Preparing Young Athletes for the Real World:JANESH Blog for this week with Josh Williams(former Runningback Guilford College football)

Preparing Young Athletes for the Real World
from Josh Williams with JANESH and former runningback for the Guilford College Quakers….

How we can prepare our kids for the real world. In this piece, I am going to highlight some of the issues my peers and I faced while transitioning from college into the real world. Credit and job placement are among the top issues we faced. We were always told that finding a job in the new economy was going to be difficult but the reality struck once we walked across the stage. And credit, we heard on commercials and periodically throughout our time growing up with our parents, but the need for good credit practices didn’t show until we needed to finance our first car by ourselves or when we wanted to purchase our first house.

Allowing your youth to build credit and a relationship with the bank while under your roof is a safe way to start instilling good financial discipline. Once they go off to school, you won’t have much of a chance to teach these things, as colleges don’t include this in general education classes.

I know there are some parents/guardians that already teach these principles and for you, this may seem redundant but I was not taught these principles and I know an entire college football team that also agrees when I say we could have benefited by learning these principles before being out on our own.

I am 23 years old and I just applied to finance my first car. So this blog is very relevant in my own life. I have a decent credit score, above 700, and I make decent money too but when applying to purchase an 09!X5 BMW, I was turned down because I had no credit history. So upon learning this, I was told to start building my credit with a credit card. I’m a little hesitant because I’ve always used cash/debit exchange. But credit is a necessary evil.

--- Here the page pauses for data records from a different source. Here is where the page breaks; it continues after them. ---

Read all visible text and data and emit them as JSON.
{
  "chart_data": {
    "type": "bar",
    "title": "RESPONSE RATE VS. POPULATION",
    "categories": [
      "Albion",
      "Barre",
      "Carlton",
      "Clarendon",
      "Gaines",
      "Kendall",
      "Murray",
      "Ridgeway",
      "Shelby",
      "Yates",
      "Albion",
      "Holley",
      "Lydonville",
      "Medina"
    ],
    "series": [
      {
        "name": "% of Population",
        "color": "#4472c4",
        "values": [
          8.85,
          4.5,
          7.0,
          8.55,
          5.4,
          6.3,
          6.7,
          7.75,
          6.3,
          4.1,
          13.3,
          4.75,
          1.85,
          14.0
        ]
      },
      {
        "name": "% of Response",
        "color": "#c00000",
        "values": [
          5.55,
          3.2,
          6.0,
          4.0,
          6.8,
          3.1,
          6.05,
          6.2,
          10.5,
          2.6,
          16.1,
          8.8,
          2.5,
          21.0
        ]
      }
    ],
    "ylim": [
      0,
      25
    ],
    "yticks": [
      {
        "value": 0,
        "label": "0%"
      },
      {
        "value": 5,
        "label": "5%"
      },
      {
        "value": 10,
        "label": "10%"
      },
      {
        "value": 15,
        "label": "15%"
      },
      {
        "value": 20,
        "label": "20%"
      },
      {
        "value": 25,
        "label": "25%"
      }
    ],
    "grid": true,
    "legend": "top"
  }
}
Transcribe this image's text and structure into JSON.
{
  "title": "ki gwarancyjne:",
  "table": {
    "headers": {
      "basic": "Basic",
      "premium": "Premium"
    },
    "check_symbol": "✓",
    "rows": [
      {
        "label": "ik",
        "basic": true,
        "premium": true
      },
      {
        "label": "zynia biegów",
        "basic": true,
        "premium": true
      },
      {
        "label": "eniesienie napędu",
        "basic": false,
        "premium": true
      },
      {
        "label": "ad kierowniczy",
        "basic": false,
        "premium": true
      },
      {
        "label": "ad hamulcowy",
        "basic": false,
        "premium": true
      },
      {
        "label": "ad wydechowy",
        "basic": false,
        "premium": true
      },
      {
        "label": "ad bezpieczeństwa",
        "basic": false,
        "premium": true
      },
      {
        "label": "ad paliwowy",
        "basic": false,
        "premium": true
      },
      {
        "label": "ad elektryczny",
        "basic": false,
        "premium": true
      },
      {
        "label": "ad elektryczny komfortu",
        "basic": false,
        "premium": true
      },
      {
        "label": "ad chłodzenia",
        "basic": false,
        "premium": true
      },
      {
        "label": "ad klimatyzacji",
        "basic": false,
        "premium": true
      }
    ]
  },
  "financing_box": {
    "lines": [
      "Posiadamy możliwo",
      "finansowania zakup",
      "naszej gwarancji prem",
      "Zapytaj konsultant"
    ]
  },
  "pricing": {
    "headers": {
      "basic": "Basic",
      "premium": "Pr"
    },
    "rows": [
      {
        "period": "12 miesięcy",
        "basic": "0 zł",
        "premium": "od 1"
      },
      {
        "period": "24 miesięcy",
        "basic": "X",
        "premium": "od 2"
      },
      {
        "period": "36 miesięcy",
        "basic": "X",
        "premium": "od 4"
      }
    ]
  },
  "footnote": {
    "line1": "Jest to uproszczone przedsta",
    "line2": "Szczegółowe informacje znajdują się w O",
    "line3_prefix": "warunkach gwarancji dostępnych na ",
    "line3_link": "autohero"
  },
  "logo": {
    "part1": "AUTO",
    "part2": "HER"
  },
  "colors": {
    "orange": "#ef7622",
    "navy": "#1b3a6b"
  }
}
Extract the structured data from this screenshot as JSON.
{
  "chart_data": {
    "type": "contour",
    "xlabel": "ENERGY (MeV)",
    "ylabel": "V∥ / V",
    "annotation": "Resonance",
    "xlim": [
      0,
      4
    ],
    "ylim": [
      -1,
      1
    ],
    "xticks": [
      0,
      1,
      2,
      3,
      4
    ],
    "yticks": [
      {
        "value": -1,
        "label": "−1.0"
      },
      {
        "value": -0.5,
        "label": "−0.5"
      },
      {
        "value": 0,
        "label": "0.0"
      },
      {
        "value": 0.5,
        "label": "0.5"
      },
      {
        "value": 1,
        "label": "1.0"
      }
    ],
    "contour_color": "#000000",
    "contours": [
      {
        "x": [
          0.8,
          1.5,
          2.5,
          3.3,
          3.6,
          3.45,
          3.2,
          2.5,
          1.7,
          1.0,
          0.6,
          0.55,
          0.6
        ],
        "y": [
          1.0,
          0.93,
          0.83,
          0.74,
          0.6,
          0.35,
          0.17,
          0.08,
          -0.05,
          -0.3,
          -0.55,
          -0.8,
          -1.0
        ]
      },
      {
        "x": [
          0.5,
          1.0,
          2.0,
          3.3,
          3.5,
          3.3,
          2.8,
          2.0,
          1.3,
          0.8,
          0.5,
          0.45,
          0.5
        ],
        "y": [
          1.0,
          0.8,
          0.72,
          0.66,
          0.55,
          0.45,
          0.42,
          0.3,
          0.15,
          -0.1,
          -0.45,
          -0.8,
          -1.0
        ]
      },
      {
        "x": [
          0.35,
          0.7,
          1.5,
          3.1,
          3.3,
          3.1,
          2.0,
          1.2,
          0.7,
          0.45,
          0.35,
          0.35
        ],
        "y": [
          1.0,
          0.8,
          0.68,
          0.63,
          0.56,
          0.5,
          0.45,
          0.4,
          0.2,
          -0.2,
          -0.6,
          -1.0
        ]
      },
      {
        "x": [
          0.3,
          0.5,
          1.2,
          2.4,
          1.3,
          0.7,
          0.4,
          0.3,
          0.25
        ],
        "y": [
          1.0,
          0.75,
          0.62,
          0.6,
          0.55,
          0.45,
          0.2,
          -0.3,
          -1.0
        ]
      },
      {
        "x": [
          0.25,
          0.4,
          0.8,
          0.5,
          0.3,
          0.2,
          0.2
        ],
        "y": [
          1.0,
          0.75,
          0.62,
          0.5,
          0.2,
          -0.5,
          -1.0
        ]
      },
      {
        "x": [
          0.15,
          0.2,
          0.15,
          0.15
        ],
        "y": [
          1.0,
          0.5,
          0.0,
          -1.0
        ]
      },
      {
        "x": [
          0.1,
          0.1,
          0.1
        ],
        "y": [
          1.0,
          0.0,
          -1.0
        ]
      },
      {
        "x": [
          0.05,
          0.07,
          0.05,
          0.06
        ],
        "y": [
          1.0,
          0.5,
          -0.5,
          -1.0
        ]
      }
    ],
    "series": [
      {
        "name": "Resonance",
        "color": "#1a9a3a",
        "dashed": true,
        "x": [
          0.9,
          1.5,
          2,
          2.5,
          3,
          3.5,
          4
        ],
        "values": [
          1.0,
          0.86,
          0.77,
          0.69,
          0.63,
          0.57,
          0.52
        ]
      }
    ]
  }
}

Not taking anything away from my parents, because they did an awesome job with me, but maybe I could have been practicing my credit discipline with my weekly allowance back in high school. Something so that it didn’t take for me getting declined for me to learn this lesson.

– Allowing time for your athlete to volunteer or intern somewhere that is similar to their desired career path is another way to start prepping them for the real world. We always heard that it was going to be tough finding work in our field but truth was evident once graduation rolled around. Job placement period for my peers averaged from 3 weeks to 6 months. When I heard about the people who had landed prime jobs in their field, it wasn’t a surprise. These were the people who had stacked resumes and interning for top corporations junior and senior year of college. The people who took a little longer were the ones that were forced to adjust rapidly to reality. No preparation, no experience, just an undergraduate degree.

I knew a few people who landed jobs quickly after school and all of them had been volunteering or interning before coming to college. Granted most of these kids weren’t athletes but, the facts still remain. Maybe we could put our youth athletes in the position to win by pushing them to spend some time in the job force while in high school. Not just any company, but one that could potentially be a career choice for them, one that is related to their choice of study.

These were just a few tips from my personal life and the lives of the people around me. We are leading a younger generation and I want to be able to equip them with everything we didn’t have. Early credit knowledge will be one thing that can easily be done while you still have control over your kid. It’s a useful tool, and simple if you control their finances by an allowance. Also, allowing your youth to get active in the job force will be helpful to them in the long run. Give them more experience and more confidence to go land a job after college. These are low effort things that can give you a nice return on investment.